Some people may simply be feeling the rising temperatures during the summers and in their homes. Just between 1993 and 2005, temperatures increased so much that the energy consumed by the average residential air conditioner in the United States doubled; by 2010, it had leaped another 20%.
While these small variations in their everyday lives are starting to pique some people’s interests, some of the affects global warming is having on the environment are much more worrisome.
According to Phys.org, researchers from Aarhus University in Denmark studied the noticeable effects that global warming has had on organisms, specifically high-arctic butterflies. They measured the wing length of around 4,500 individual butterflies collected annually between 1996 to 2013, by the Zackenberg Research Station in Northeast Greenland. What they found was that the wing length of the arctic butterflies was significantly decreasing as a result of warmer summers.
“Our studies show that males and females follow the same pattern, and it is similar in two different species, which suggests that climate plays an important role in determining the body size of butterflies in Northeast Greenland,” explained senior scientist Toke T. Hoye, from the Aarhus Institute of Advanced Studies, Aarhus University.
Their smaller body sizes present problems due to their decreased mobility. Without the ability to travel longer distances to find food and suitable mates, butterfly populations could decrease over time.
The idea that the radical climate change is actually affecting the physical nature of organisms is alarming, but one factor being studied that could directly affect everyone is the melting of ice shelves in Antarctica. The continent is one of the world’s major areas of concern in regards to global warming, considering that the ice contained there is theoretically enough to cause an estimated 200 foot rise in sea-level if it was to melt.
The Washington Post reports that a study conducted by Luke Trusel, a postdoctoral scholar at the Woods Hole Oceanographic Institution, researched the potential future impacts that climate change could have on Antarctic ice shelves.
These shelves are large, floating platforms of ice that form where the sheet meets the ocean, spanning anywhere from hundreds to thousands of feet.
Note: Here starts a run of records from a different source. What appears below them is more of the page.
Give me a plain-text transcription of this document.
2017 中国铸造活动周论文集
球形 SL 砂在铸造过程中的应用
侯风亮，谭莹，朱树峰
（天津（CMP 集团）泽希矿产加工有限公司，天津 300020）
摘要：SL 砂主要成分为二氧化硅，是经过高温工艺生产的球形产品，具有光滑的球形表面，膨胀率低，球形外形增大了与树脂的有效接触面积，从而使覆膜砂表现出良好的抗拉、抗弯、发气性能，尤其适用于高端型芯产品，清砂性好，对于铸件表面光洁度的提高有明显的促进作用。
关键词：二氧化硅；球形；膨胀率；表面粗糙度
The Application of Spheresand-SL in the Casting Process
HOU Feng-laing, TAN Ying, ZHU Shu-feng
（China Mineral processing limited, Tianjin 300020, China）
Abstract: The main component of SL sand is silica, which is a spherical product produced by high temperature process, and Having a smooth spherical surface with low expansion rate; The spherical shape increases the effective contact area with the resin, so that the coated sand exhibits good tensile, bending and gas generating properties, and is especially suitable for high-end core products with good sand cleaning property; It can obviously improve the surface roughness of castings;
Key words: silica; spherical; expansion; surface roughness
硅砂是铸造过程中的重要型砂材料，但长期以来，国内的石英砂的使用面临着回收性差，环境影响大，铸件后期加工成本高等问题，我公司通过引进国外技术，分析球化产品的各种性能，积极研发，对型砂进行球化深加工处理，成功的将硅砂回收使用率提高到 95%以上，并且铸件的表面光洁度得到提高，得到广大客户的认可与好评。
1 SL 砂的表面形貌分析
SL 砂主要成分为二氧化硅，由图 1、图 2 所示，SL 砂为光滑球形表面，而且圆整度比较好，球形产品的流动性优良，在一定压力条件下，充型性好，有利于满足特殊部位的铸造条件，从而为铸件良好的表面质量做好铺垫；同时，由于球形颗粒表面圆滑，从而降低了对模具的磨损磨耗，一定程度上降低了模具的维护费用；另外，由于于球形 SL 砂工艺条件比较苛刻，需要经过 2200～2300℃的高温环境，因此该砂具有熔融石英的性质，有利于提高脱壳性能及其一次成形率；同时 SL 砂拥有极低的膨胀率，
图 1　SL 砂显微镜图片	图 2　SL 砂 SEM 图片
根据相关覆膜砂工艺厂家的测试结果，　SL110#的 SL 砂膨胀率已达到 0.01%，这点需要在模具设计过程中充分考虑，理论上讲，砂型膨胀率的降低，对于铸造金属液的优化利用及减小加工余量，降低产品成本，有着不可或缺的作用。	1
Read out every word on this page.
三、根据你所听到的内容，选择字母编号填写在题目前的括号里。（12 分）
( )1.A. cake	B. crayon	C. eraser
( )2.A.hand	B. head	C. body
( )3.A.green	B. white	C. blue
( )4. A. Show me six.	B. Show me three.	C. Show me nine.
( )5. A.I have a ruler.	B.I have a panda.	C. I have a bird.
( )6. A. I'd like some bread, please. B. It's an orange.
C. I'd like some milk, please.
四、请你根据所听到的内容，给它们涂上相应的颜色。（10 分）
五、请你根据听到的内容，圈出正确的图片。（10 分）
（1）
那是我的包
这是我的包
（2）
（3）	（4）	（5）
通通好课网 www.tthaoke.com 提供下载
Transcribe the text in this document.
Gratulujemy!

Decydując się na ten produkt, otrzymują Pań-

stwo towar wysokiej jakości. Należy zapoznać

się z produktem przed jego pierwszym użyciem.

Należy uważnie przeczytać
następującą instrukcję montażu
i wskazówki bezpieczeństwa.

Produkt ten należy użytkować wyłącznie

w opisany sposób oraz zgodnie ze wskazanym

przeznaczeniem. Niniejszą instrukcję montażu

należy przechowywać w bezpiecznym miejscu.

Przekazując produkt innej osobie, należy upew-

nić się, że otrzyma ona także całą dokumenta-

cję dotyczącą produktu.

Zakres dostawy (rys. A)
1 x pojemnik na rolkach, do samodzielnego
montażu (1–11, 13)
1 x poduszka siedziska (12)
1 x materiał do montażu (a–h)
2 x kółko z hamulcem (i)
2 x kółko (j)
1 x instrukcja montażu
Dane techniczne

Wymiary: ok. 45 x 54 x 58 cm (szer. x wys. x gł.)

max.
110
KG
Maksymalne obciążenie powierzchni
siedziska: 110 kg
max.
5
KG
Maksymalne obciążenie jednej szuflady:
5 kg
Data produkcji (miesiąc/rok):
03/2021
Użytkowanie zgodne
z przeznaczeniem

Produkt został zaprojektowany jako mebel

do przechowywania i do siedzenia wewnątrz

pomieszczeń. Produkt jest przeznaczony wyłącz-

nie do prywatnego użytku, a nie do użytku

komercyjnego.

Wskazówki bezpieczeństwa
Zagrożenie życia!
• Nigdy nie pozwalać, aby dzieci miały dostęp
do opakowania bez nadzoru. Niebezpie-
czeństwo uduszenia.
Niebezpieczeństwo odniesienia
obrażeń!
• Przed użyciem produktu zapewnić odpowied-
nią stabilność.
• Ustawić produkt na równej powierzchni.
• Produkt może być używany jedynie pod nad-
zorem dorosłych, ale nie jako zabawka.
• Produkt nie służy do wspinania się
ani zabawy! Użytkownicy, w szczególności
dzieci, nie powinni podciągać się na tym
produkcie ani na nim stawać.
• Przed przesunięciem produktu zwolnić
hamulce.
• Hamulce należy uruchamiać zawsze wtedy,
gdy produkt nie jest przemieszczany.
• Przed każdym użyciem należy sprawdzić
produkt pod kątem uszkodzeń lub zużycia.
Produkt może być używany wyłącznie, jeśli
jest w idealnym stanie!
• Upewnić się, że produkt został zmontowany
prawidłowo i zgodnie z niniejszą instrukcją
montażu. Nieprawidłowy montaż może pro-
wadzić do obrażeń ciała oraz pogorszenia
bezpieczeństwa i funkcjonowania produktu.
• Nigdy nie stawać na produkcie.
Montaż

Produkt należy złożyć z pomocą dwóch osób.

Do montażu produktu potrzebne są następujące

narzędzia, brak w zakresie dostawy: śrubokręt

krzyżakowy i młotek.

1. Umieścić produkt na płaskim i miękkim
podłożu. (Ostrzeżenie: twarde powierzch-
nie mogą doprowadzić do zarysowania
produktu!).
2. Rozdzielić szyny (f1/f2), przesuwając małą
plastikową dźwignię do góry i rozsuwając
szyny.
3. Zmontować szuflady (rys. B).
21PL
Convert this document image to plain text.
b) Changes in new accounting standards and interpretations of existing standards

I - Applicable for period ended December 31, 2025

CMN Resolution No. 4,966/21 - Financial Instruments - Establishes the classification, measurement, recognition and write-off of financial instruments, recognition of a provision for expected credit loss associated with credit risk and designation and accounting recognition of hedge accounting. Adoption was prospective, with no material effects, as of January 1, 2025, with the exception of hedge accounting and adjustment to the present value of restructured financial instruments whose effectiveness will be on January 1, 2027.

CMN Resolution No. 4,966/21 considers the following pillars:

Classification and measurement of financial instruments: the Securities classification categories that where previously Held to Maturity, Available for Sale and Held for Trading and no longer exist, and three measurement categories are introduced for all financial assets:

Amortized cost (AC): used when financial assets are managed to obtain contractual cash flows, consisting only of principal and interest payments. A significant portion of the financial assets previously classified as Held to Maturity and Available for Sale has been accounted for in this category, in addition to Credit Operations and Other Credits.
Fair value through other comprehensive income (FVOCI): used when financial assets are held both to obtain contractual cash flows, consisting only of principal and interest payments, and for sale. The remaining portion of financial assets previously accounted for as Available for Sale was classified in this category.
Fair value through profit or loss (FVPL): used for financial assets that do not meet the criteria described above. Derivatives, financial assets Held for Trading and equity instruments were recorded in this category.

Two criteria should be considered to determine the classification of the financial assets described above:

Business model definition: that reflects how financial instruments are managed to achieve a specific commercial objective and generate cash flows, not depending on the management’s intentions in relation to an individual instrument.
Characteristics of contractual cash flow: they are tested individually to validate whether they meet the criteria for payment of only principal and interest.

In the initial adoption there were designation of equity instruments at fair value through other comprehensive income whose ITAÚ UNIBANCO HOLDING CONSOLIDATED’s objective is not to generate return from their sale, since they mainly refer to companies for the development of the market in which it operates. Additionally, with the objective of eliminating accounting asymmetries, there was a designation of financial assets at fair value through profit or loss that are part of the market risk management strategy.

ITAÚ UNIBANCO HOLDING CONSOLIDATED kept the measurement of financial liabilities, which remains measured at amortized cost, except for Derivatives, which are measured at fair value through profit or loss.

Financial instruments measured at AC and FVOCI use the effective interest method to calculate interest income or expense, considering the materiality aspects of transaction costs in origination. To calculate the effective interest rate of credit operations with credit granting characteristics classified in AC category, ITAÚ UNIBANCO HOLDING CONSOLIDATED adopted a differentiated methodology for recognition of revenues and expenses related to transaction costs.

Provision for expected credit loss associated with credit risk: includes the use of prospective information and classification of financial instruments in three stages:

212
Their importance lies in their ability to act as “buttressing” between melting glaciers and the ocean. If broken off, the flow of ice from the glaciers will stream into the ocean, contributing to the rise in sea-level.
“They play an incredibly important role in constraining the flow of this land ice into the ocean,” remarked Trusel, comparing ice shelves to the “cork in a champagne bottle.”
What causes ice shelves to break is melted water from the top sheet that trickles down into imperfections in the ice, leading to cracking and eventually the collapsing of the shelves.
Trusel found that the Antarctic-wide surface melt is estimated to double by the year 2050, with the amount of melt-water reaching up to 200 gigatons per year.
Even though the study didn’t account for some factors, such as rising ocean temperatures, both the effects on ice shelves and physical make-up of some organisms raises some serious questions.